Poll: Most Canadians Want Murderers Executed
VANCOUVER - A new poll conducted by Research Co. has found that the majority of Canadians support reinstating the death penalty for murder.
According to the survey, 54 per cent of Canadians support relying on capital punishment on murder conviction, up three points since a similar survey conducted by the group in February of last year.
Research Co.'s data shows that Albertans are more likely in favour of the death penalty with the highest percentage of 62 per cent. Support for capital punishment in Saskatchewan and Manitoba are also high at 60 per cent while 58 per cent of Ontario and British Columbia residents feel the same way. More than half (55 per cent) of Atlantic Canada and 43 per cent of Quebec residents said they would welcome the return of the death penalty.
"Almost three-in-five Canadians aged 55 and over (59 per cent, up four points) would welcome the return of the death penalty," Research Co. President Mario Canseco said in a news release. "The numbers are slightly lower among those aged 35-to-54 (54 per cent, up three points) and those aged 18-to-34 (50 per cent, up three points)."

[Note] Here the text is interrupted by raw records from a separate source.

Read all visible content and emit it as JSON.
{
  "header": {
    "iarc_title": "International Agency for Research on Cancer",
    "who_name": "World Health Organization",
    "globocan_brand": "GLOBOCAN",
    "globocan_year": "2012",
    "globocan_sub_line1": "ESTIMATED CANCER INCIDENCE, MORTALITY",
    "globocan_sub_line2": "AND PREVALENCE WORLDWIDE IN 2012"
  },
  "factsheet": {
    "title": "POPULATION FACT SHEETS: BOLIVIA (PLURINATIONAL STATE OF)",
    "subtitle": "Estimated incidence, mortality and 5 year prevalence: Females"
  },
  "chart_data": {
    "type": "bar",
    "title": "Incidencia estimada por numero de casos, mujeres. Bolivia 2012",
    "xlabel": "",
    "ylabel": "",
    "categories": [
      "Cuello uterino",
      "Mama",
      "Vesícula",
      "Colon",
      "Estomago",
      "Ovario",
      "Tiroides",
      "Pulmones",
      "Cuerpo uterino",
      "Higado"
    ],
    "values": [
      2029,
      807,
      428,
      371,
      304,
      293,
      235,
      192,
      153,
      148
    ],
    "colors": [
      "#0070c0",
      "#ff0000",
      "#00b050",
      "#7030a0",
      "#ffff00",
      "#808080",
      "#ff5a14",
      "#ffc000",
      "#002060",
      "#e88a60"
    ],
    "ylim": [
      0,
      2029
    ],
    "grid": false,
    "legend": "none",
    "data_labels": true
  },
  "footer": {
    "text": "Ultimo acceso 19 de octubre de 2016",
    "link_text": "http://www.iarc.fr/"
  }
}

Conservative Party voters are most likely to welcome the punishment with 71 per cent support (up eight points) while the support is lower (49 per cent, down three points) among those who voted for the NDP in 2021 and the Liberal Party (48 per cent, down one point).
Fewer Canadians (25 per cent) stated the death penalty is never appropriate and fewer than that (9 per cent, down two points) deem it always appropriate. However, the majority of Canadians (58 per cent) believe that the death penalty is sometimes appropriate, which is up four points from last year.
The death penalty in Canada was abolished in 1976, but even before that, federal governments had regularly commuted death sentences to life imprisonment. The last executions in Canada took place in 1962.